The Confederation of British Industry has raised its growth forecast for both 2013 and 2014, but warned that rebalancing away from consumption towards investment and trade is taking longer than expected.
Growth in GDP for 2013 is now predicted to be 1.2 per cent, up from 1.0 per cent in the CBI’s May forecast, based on indications of improved confidence across a broad range of sectors, including services, construction and manufacturing, and on a stronger-than-expected second quarter.
For the coming year, the CBI expects the economy to gather pace, forecasting 2.3 per cent GDP growth, up from 2.0 per cent in May.
The latest forecasts were in-line with other economists’ predictions. The forecasts were based on slowly strengthening household spending in the second half of 2013 and through to 2014 as confidence and incomes improved.
But it did not expect business investment to pick up until next year.
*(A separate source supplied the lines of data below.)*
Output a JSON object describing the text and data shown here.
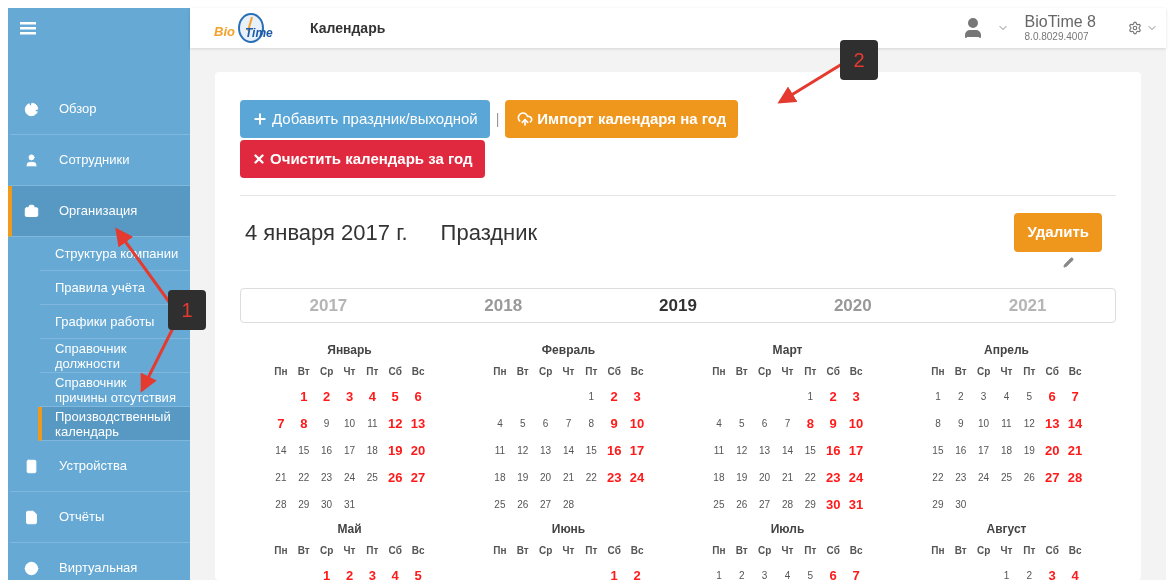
{
  "sidebar": {
    "items": [
      {
        "label": "Обзор",
        "selected": false
      },
      {
        "label": "Сотрудники",
        "selected": false
      },
      {
        "label": "Организация",
        "selected": true,
        "children": [
          {
            "label": "Структура компании",
            "selected": false
          },
          {
            "label": "Правила учёта",
            "selected": false
          },
          {
            "label": "Графики работы",
            "selected": false
          },
          {
            "label": "Справочник должности",
            "selected": false
          },
          {
            "label": "Справочник причины отсутствия",
            "selected": false
          },
          {
            "label": "Производственный календарь",
            "selected": true
          }
        ]
      },
      {
        "label": "Устройства",
        "selected": false
      },
      {
        "label": "Отчёты",
        "selected": false
      },
      {
        "label": "Виртуальная",
        "selected": false
      }
    ]
  },
  "header": {
    "logo": {
      "part1": "Bio",
      "part2": "Time"
    },
    "title": "Календарь",
    "product": "BioTime 8",
    "version": "8.0.8029.4007"
  },
  "toolbar": {
    "add_button": "Добавить праздник/выходной",
    "separator": "|",
    "import_button": "Импорт календаря на год",
    "clear_button": "Очистить календарь за год"
  },
  "event": {
    "date": "4 января 2017 г.",
    "type": "Праздник",
    "delete_button": "Удалить"
  },
  "years": [
    {
      "label": "2017",
      "selected": false,
      "faded": true
    },
    {
      "label": "2018",
      "selected": false,
      "faded": false
    },
    {
      "label": "2019",
      "selected": true,
      "faded": false
    },
    {
      "label": "2020",
      "selected": false,
      "faded": false
    },
    {
      "label": "2021",
      "selected": false,
      "faded": true
    }
  ],
  "months": [
    {
      "name": "Январь",
      "weekdays": [
        "Пн",
        "Вт",
        "Ср",
        "Чт",
        "Пт",
        "Сб",
        "Вс"
      ],
      "weeks": [
        [
          {
            "d": "1",
            "holiday": true
          },
          {
            "d": "2",
            "holiday": true
          },
          {
            "d": "3",
            "holiday": true
          },
          {
            "d": "4",
            "holiday": true
          },
          {
            "d": "5",
            "holiday": true
          },
          {
            "d": "6",
            "holiday": true
          }
        ],
        [
          {
            "d": "7",
            "holiday": true
          },
          {
            "d": "8",
            "holiday": true
          },
          {
            "d": "9",
            "holiday": false
          },
          {
            "d": "10",
            "holiday": false
          },
          {
            "d": "11",
            "holiday": false
          },
          {
            "d": "12",
            "holiday": true
          },
          {
            "d": "13",
            "holiday": true
          }
        ],
        [
          {
            "d": "14",
            "holiday": false
          },
          {
            "d": "15",
            "holiday": false
          },
          {
            "d": "16",
            "holiday": false
          },
          {
            "d": "17",
            "holiday": false
          },
          {
            "d": "18",
            "holiday": false
          },
          {
            "d": "19",
            "holiday": true
          },
          {
            "d": "20",
            "holiday": true
          }
        ],
        [
          {
            "d": "21",
            "holiday": false
          },
          {
            "d": "22",
            "holiday": false
          },
          {
            "d": "23",
            "holiday": false
          },
          {
            "d": "24",
            "holiday": false
          },
          {
            "d": "25",
            "holiday": false
          },
          {
            "d": "26",
            "holiday": true
          },
          {
            "d": "27",
            "holiday": true
          }
        ],
        [
          {
            "d": "28",
            "holiday": false
          },
          {
            "d": "29",
            "holiday": false
          },
          {
            "d": "30",
            "holiday": false
          },
          {
            "d": "31",
            "holiday": false
          }
        ]
      ]
    },
    {
      "name": "Февраль",
      "weekdays": [
        "Пн",
        "Вт",
        "Ср",
        "Чт",
        "Пт",
        "Сб",
        "Вс"
      ],
      "weeks": [
        [
          {
            "d": "1",
            "holiday": false
          },
          {
            "d": "2",
            "holiday": true
          },
          {
            "d": "3",
            "holiday": true
          }
        ],
        [
          {
            "d": "4",
            "holiday": false
          },
          {
            "d": "5",
            "holiday": false
          },
          {
            "d": "6",
            "holiday": false
          },
          {
            "d": "7",
            "holiday": false
          },
          {
            "d": "8",
            "holiday": false
          },
          {
            "d": "9",
            "holiday": true
          },
          {
            "d": "10",
            "holiday": true
          }
        ],
        [
          {
            "d": "11",
            "holiday": false
          },
          {
            "d": "12",
            "holiday": false
          },
          {
            "d": "13",
            "holiday": false
          },
          {
            "d": "14",
            "holiday": false
          },
          {
            "d": "15",
            "holiday": false
          },
          {
            "d": "16",
            "holiday": true
          },
          {
            "d": "17",
            "holiday": true
          }
        ],
        [
          {
            "d": "18",
            "holiday": false
          },
          {
            "d": "19",
            "holiday": false
          },
          {
            "d": "20",
            "holiday": false
          },
          {
            "d": "21",
            "holiday": false
          },
          {
            "d": "22",
            "holiday": false
          },
          {
            "d": "23",
            "holiday": true
          },
          {
            "d": "24",
            "holiday": true
          }
        ],
        [
          {
            "d": "25",
            "holiday": false
          },
          {
            "d": "26",
            "holiday": false
          },
          {
            "d": "27",
            "holiday": false
          },
          {
            "d": "28",
            "holiday": false
          }
        ]
      ]
    },
    {
      "name": "Март",
      "weekdays": [
        "Пн",
        "Вт",
        "Ср",
        "Чт",
        "Пт",
        "Сб",
        "Вс"
      ],
      "weeks": [
        [
          {
            "d": "1",
            "holiday": false
          },
          {
            "d": "2",
            "holiday": true
          },
          {
            "d": "3",
            "holiday": true
          }
        ],
        [
          {
            "d": "4",
            "holiday": false
          },
          {
            "d": "5",
            "holiday": false
          },
          {
            "d": "6",
            "holiday": false
          },
          {
            "d": "7",
            "holiday": false
          },
          {
            "d": "8",
            "holiday": true
          },
          {
            "d": "9",
            "holiday": true
          },
          {
            "d": "10",
            "holiday": true
          }
        ],
        [
          {
            "d": "11",
            "holiday": false
          },
          {
            "d": "12",
            "holiday": false
          },
          {
            "d": "13",
            "holiday": false
          },
          {
            "d": "14",
            "holiday": false
          },
          {
            "d": "15",
            "holiday": false
          },
          {
            "d": "16",
            "holiday": true
          },
          {
            "d": "17",
            "holiday": true
          }
        ],
        [
          {
            "d": "18",
            "holiday": false
          },
          {
            "d": "19",
            "holiday": false
          },
          {
            "d": "20",
            "holiday": false
          },
          {
            "d": "21",
            "holiday": false
          },
          {
            "d": "22",
            "holiday": false
          },
          {
            "d": "23",
            "holiday": true
          },
          {
            "d": "24",
            "holiday": true
          }
        ],
        [
          {
            "d": "25",
            "holiday": false
          },
          {
            "d": "26",
            "holiday": false
          },
          {
            "d": "27",
            "holiday": false
          },
          {
            "d": "28",
            "holiday": false
          },
          {
            "d": "29",
            "holiday": false
          },
          {
            "d": "30",
            "holiday": true
          },
          {
            "d": "31",
            "holiday": true
          }
        ]
      ]
    },
    {
      "name": "Апрель",
      "weekdays": [
        "Пн",
        "Вт",
        "Ср",
        "Чт",
        "Пт",
        "Сб",
        "Вс"
      ],
      "weeks": [
        [
          {
            "d": "1",
            "holiday": false
          },
          {
            "d": "2",
            "holiday": false
          },
          {
            "d": "3",
            "holiday": false
          },
          {
            "d": "4",
            "holiday": false
          },
          {
            "d": "5",
            "holiday": false
          },
          {
            "d": "6",
            "holiday": true
          },
          {
            "d": "7",
            "holiday": true
          }
        ],
        [
          {
            "d": "8",
            "holiday": false
          },
          {
            "d": "9",
            "holiday": false
          },
          {
            "d": "10",
            "holiday": false
          },
          {
            "d": "11",
            "holiday": false
          },
          {
            "d": "12",
            "holiday": false
          },
          {
            "d": "13",
            "holiday": true
          },
          {
            "d": "14",
            "holiday": true
          }
        ],
        [
          {
            "d": "15",
            "holiday": false
          },
          {
            "d": "16",
            "holiday": false
          },
          {
            "d": "17",
            "holiday": false
          },
          {
            "d": "18",
            "holiday": false
          },
          {
            "d": "19",
            "holiday": false
          },
          {
            "d": "20",
            "holiday": true
          },
          {
            "d": "21",
            "holiday": true
          }
        ],
        [
          {
            "d": "22",
            "holiday": false
          },
          {
            "d": "23",
            "holiday": false
          },
          {
            "d": "24",
            "holiday": false
          },
          {
            "d": "25",
            "holiday": false
          },
          {
            "d": "26",
            "holiday": false
          },
          {
            "d": "27",
            "holiday": true
          },
          {
            "d": "28",
            "holiday": true
          }
        ],
        [
          {
            "d": "29",
            "holiday": false
          },
          {
            "d": "30",
            "holiday": false
          }
        ]
      ]
    },
    {
      "name": "Май",
      "weekdays": [
        "Пн",
        "Вт",
        "Ср",
        "Чт",
        "Пт",
        "Сб",
        "Вс"
      ],
      "weeks": [
        [
          {
            "d": "1",
            "holiday": true
          },
          {
            "d": "2",
            "holiday": true
          },
          {
            "d": "3",
            "holiday": true
          },
          {
            "d": "4",
            "holiday": true
          },
          {
            "d": "5",
            "holiday": true
          }
        ]
      ]
    },
    {
      "name": "Июнь",
      "weekdays": [
        "Пн",
        "Вт",
        "Ср",
        "Чт",
        "Пт",
        "Сб",
        "Вс"
      ],
      "weeks": [
        [
          {
            "d": "1",
            "holiday": true
          },
          {
            "d": "2",
            "holiday": true
          }
        ]
      ]
    },
    {
      "name": "Июль",
      "weekdays": [
        "Пн",
        "Вт",
        "Ср",
        "Чт",
        "Пт",
        "Сб",
        "Вс"
      ],
      "weeks": [
        [
          {
            "d": "1",
            "holiday": false
          },
          {
            "d": "2",
            "holiday": false
          },
          {
            "d": "3",
            "holiday": false
          },
          {
            "d": "4",
            "holiday": false
          },
          {
            "d": "5",
            "holiday": false
          },
          {
            "d": "6",
            "holiday": true
          },
          {
            "d": "7",
            "holiday": true
          }
        ]
      ]
    },
    {
      "name": "Август",
      "weekdays": [
        "Пн",
        "Вт",
        "Ср",
        "Чт",
        "Пт",
        "Сб",
        "Вс"
      ],
      "weeks": [
        [
          {
            "d": "1",
            "holiday": false
          },
          {
            "d": "2",
            "holiday": false
          },
          {
            "d": "3",
            "holiday": true
          },
          {
            "d": "4",
            "holiday": true
          }
        ]
      ]
    }
  ],
  "annotations": [
    {
      "label": "1"
    },
    {
      "label": "2"
    }
  ]
}
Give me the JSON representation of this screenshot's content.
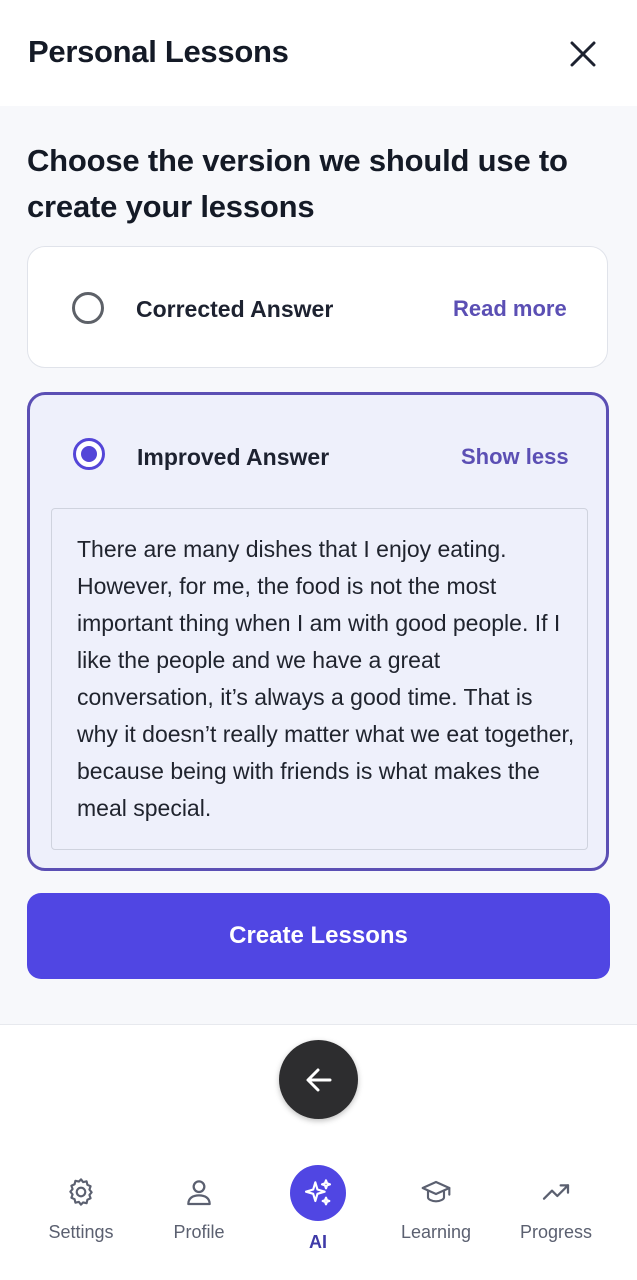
{
  "header": {
    "title": "Personal Lessons",
    "close_icon": "close-icon"
  },
  "main": {
    "question": "Choose the version we should use to create your lessons",
    "options": [
      {
        "label": "Corrected Answer",
        "link": "Read more",
        "selected": false
      },
      {
        "label": "Improved Answer",
        "link": "Show less",
        "selected": true,
        "text": "There are many dishes that I enjoy eating. However, for me, the food is not the most important thing when I am with good people. If I like the people and we have a great conversation, it’s always a good time. That is why it doesn’t really matter what we eat together, because being with friends is what makes the meal special."
      }
    ],
    "create_button": "Create Lessons"
  },
  "back_button": {
    "icon": "arrow-left-icon"
  },
  "nav": {
    "items": [
      {
        "label": "Settings",
        "icon": "gear-icon"
      },
      {
        "label": "Profile",
        "icon": "person-icon"
      },
      {
        "label": "AI",
        "icon": "sparkles-icon",
        "active": true
      },
      {
        "label": "Learning",
        "icon": "graduation-cap-icon"
      },
      {
        "label": "Progress",
        "icon": "trending-up-icon"
      }
    ]
  },
  "colors": {
    "accent": "#5046E3",
    "link": "#5B4FB4",
    "fab": "#2D2D2F"
  }
}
It also predicted a rise in exports in 2014, helped by the eurozone’s return to growth, but warned that net trade’s contribution to the economy would stay “muted” because imports would rise.
The CBI agreed with the Bank of England’s assumption that unemployment would fall slowly.
By the end of 2014, it predicted the jobless rate would be 7.5 per cent.
Bank of England governor Mark Carney has promised to hold interest rates at record lows until this rate falls to 7%– expected mid-2016.
However, investors are expecting the first rate rise to start a year earlier.